軍人として優れた才覚を持っているが、現実よりも理論に重きを置く傾向があり状況判断のミスも多く、「パーフェクト」だったのは士官学校の成績だけと言える。ただリーにとってはそれが最大の誇りと威厳であったせいか、テツヤを筆頭とした自分より成績の優れなかった者を中心にやたら人を見下す傾向にある。また、人間味に欠ける硬直した態度から、部下との言い争いが絶えなかった。猜疑心も強く、ノイエDCから離反したアラド・バランガなどには常に疑いの目を向けている。その理由は、前大戦のL5戦役においてイングラム・プリスケンの造反により、家族を失った事にある。そのため、当時現場にいて造反者を出したハガネ隊らを憎しみの目で見ている。

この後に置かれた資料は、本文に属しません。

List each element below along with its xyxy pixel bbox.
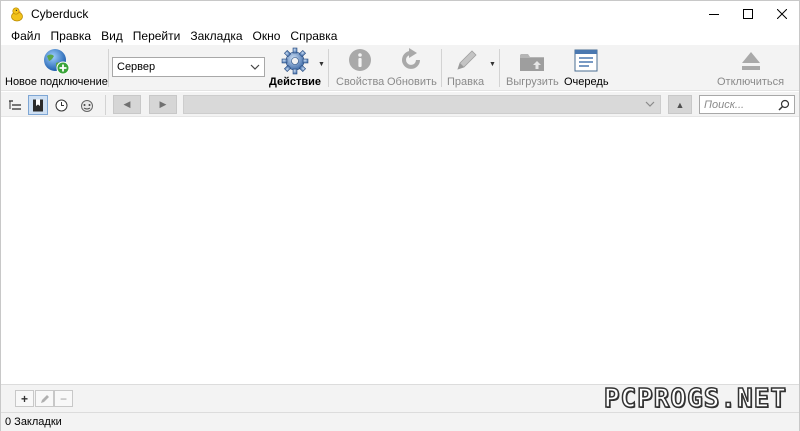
bookmark-count-text: 0 Закладки [5,416,62,428]
bookmark-book-icon [33,99,43,111]
status-bar: 0 Закладки [1,412,799,431]
delete-bookmark-button[interactable]: − [54,390,73,407]
menu-file[interactable]: Файл [6,27,46,45]
edit-bookmark-button[interactable] [35,390,54,407]
queue-label: Очередь [564,76,609,88]
edit-dropdown-arrow-icon[interactable]: ▼ [489,61,496,68]
new-connection-button[interactable]: Новое подключение [5,47,108,89]
parent-directory-button[interactable]: ▲ [668,95,692,114]
upload-button[interactable]: Выгрузить [506,47,559,89]
refresh-icon [401,48,420,69]
minus-icon: − [59,391,67,406]
menu-help[interactable]: Справка [285,27,342,45]
action-dropdown-arrow-icon[interactable]: ▼ [318,61,325,68]
maximize-icon [743,9,753,19]
add-bookmark-button[interactable]: + [15,390,34,407]
search-placeholder: Поиск... [704,98,745,111]
disconnect-label: Отключиться [717,76,785,88]
toolbar-separator [441,49,442,87]
watermark-logo: PCPROGS.NET [603,384,787,414]
refresh-button[interactable]: Обновить [387,47,437,89]
plus-icon: + [20,391,28,406]
edit-label: Правка [447,76,485,88]
new-connection-label: Новое подключение [5,76,108,88]
minimize-button[interactable] [697,1,731,27]
back-button[interactable]: ◀ [113,95,141,114]
bonjour-icon [81,99,93,112]
pencil-icon [40,394,49,403]
forward-arrow-icon: ▶ [159,99,167,109]
queue-button[interactable]: Очередь [564,47,609,89]
chevron-down-icon [645,101,655,107]
chevron-down-icon [250,64,260,70]
outline-view-icon [9,100,21,110]
toolbar-separator [499,49,500,87]
info-icon [349,49,372,71]
menu-bookmark[interactable]: Закладка [185,27,247,45]
bookmarks-view-button[interactable] [28,95,48,115]
upload-folder-icon [520,54,545,71]
upload-label: Выгрузить [506,76,559,88]
menu-go[interactable]: Перейти [128,27,186,45]
maximize-button[interactable] [731,1,765,27]
properties-label: Свойства [336,76,385,88]
browser-view-button[interactable] [5,95,25,115]
bookmark-actions-bar: + − PCPROGS.NET [1,384,799,414]
action-label: Действие [269,76,321,88]
edit-button[interactable]: Правка [447,47,484,89]
toolbar-separator [328,49,329,87]
pencil-icon [456,50,477,70]
window-title: Cyberduck [31,7,89,21]
eject-icon [741,52,760,70]
close-button[interactable] [765,1,799,27]
cyberduck-window: Cyberduck Файл Правка Вид Перейти Заклад… [0,0,800,431]
menu-view[interactable]: Вид [96,27,128,45]
history-view-button[interactable] [51,95,71,115]
minimize-icon [709,14,719,15]
up-arrow-icon: ▲ [675,99,685,110]
search-icon [778,99,790,111]
forward-button[interactable]: ▶ [149,95,177,114]
disconnect-button[interactable]: Отключиться [717,47,784,89]
search-input[interactable]: Поиск... [699,95,795,114]
back-arrow-icon: ◀ [123,99,131,109]
menu-bar: Файл Правка Вид Перейти Закладка Окно Сп… [1,27,799,45]
title-bar: Cyberduck [1,1,799,27]
action-button[interactable]: Действие [269,47,321,89]
close-icon [777,9,787,19]
queue-window-icon [574,49,598,72]
path-dropdown[interactable] [183,95,661,114]
menu-window[interactable]: Окно [248,27,286,45]
cyberduck-app-icon [11,7,23,22]
server-dropdown[interactable]: Сервер [112,57,265,77]
navigation-bar: ◀ ▶ ▲ Поиск... [1,92,799,117]
server-dropdown-value: Сервер [117,61,156,73]
bonjour-view-button[interactable] [77,95,97,115]
globe-add-icon [44,49,70,75]
refresh-label: Обновить [387,76,437,88]
bookmark-list-area[interactable] [1,118,799,384]
clock-icon [55,99,67,111]
toolbar-separator [108,49,109,87]
navigation-separator [105,95,106,115]
gear-icon [281,47,309,75]
properties-button[interactable]: Свойства [336,47,384,89]
menu-edit[interactable]: Правка [46,27,97,45]
main-toolbar: Новое подключение Сервер Действие ▼ Свой… [1,45,799,91]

家族を失ったという事情から、異星人の脅威に対抗して地球を防衛することに強い執念を燃やすが、そのためには、軍隊は徹底して規律により統率されなければならないと考えていた。しかし、現実はリーの理想通りにはいかなかった。DC戦争・L5戦役の立役者たるハガネヒリュウ改の部隊は、どちらかと言うと鉄の規律よりも仲間としての絆を重視していた。しかもハガネの場合は敵からの離反者も加わっていたこともあって、このような部隊が地球圏防衛の要として扱われることに我慢がならなかった。また、イスルギ重工と癒着しているケネス・ギャレットのような高級将校が連邦軍に存在していることにも、苦々しさを覚えていた。そのような思いを抱く彼の前に現れたのがシャドウミラーであった。シロガネの入手を目論むシャドウミラーによって捕縛されるも、その際にヴィンデル・マウザーの掲げる理想に共感。連邦を見限って離反し、ヴィンデルの配下となる。

その後、連邦軍とインスペクターによるラングレー基地攻防戦(オペレーション・プランタジネット)では、空間転移によってハガネの隙を突き、ダイテツ・ミナセ艦長を討ち取る事に成功する。しかし、この時期をきっかけにシャドウミラーは異星人であるインスペクターと手を組む。互いに利用し合い、後々の破棄を前提とした同盟ではあったろうが、リーにとっては極めて皮肉な状況となった。当然リーは不満を抱いていたが、「最強の軍隊を作り、宇宙において地球人類の確たる地位を築く」という大目的のために我慢したようである。その後、ホワイトスター周辺宙域での交戦において、ダイテツの遺志を受け継いだテツヤによってシロガネは大破。止む無く戦域から離脱(OG2では撃墜されシロガネごと爆散し死亡)して行方不明となった。

その後、(恐らくは)スレイ達によって発見・回収され、「カーリー・ナウマン」と名を変えた上でアルテウル・シュタインベックの配下となり、ガイアセイバーズに編入される。旗艦エア・クリスマスの艦長としてゲストやルイーナ、そして鋼龍戦隊と干戈を交えることとなったが、この時期にはインスペクター事件でテツヤに完全敗北を喫したのが効いたのか、戦隊への敵対の姿勢こそ崩さなかったものの人格面ではかなりまともになっていた。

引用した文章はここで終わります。